Sunday, 20 November 2011 11:10 administrator

It is best known for its Byzantine and Umayyad mosaics, especially a large Byzantine-era mosaic map of The Holy Land. Madaba is located 30 kilometers south-west of the capital Amman. The first mosaics were discovered purely by chance during the building of the new permanent dwellings using squared-up stones from the old monuments. The new inhabitants of Madaba, made conscious of the importance of the mosaics by their priests, made sure that they took care of and preserved all the mosaics that came to light. The Map of Madaba mosaic was discovered in 1896 and the findings were published a year later. This discovery drew the attention of scholars worldwide. It also positively influenced the inhabitants, who shared the contagious passion of F. Giuseppe Manfredi, to whom the rediscovery of most of the city's mosaics are owed. Madaba became known as the "City of Mosaics" in Jordan.
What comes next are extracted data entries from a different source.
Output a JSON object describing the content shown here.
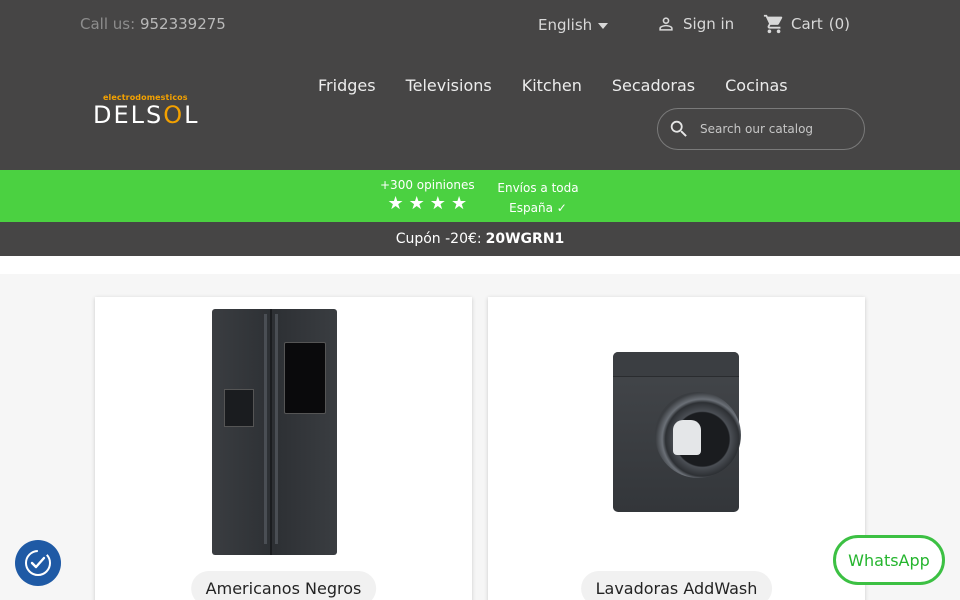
{
  "header": {
    "call_label": "Call us:",
    "phone": "952339275",
    "language": "English",
    "signin": "Sign in",
    "cart": "Cart",
    "cart_count": "(0)"
  },
  "logo": {
    "top": "electrodomesticos",
    "main_prefix": "DELS",
    "main_o": "O",
    "main_suffix": "L"
  },
  "nav": {
    "items": [
      "Fridges",
      "Televisions",
      "Kitchen",
      "Secadoras",
      "Cocinas"
    ]
  },
  "search": {
    "placeholder": "Search our catalog"
  },
  "promo": {
    "opinions": "+300 opiniones",
    "stars": 4,
    "envios_line1": "Envíos a toda",
    "envios_line2": "España ✓"
  },
  "coupon": {
    "label": "Cupón -20€:",
    "code": "20WGRN1"
  },
  "products": [
    {
      "label": "Americanos Negros"
    },
    {
      "label": "Lavadoras AddWash"
    }
  ],
  "whatsapp": "WhatsApp",
  "colors": {
    "topbar": "#464545",
    "green": "#4bd141",
    "accent": "#f3a100",
    "whatsapp": "#25b52e"
  }
}
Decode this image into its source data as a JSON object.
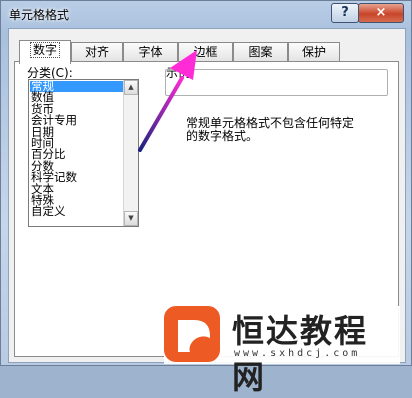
{
  "window": {
    "title": "单元格格式",
    "help": "?",
    "close": "×"
  },
  "tabs": [
    {
      "label": "数字",
      "active": true
    },
    {
      "label": "对齐",
      "active": false
    },
    {
      "label": "字体",
      "active": false
    },
    {
      "label": "边框",
      "active": false
    },
    {
      "label": "图案",
      "active": false
    },
    {
      "label": "保护",
      "active": false
    }
  ],
  "category": {
    "label": "分类(C):",
    "items": [
      "常规",
      "数值",
      "货币",
      "会计专用",
      "日期",
      "时间",
      "百分比",
      "分数",
      "科学记数",
      "文本",
      "特殊",
      "自定义"
    ],
    "selected": "常规"
  },
  "sample": {
    "label": "示例"
  },
  "description": {
    "line1": "常规单元格格式不包含任何特定",
    "line2": "的数字格式。"
  },
  "watermark": {
    "text": "恒达教程网",
    "url": "www.sxhdcj.com"
  },
  "colors": {
    "arrow_start": "#1a237e",
    "arrow_end": "#ff2bd6",
    "selected": "#3399ff",
    "logo": "#ee5a24"
  }
}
St. George Church:  The Madaba Mosaic Map is an index map of the region, dating from the sixth century CE, preserved in the floor of the Greek Orthodox Basilica of Saint George. With two million pieces of colored stone, the map depicts hills and valleys, villages and towns in Palestine and the Nile Delta. The mosaic contains the earliest extant representation of Byzantine Jerusalem, labeled the "Holy City." The map provides important details as to its 6th century landmarks, with the cardo, or central colonnaded street and the Holy Sepulchre clearly visible. This map is one key in developing scholarly knowledge about the physical layout of Jerusalem after its destruction and rebuilding in 70 CE.

The Mosaic School: There is no doubt that the opening of the Madaba School of Mosaic, which, together with the Museum and Archaeological Park are in a very advanced stage of completion, is the most important result of the research and scientific, cultural and social commitment of the Studium Biblicum Francescanum in the Madaba region, 60 years from the start of archaeological research at the Moses Memorial on Mount Nebo. This research has meant a renewed interest in byzantine Jordan and the mosaics of the master mosaicists of the school of Madaba.
The archaeological park

The Romans made it a typical provincial town, with colonnaded streets, fine temples and other buildings, large water cisterns and a town wall. The town continued to flourish through the 8th century and beyond. As the date of the mosaic floor in the church is 767 A.D. Traces of the Roman town can be seen in the long stretches of the paved street in Madaba’s Archaeological Park.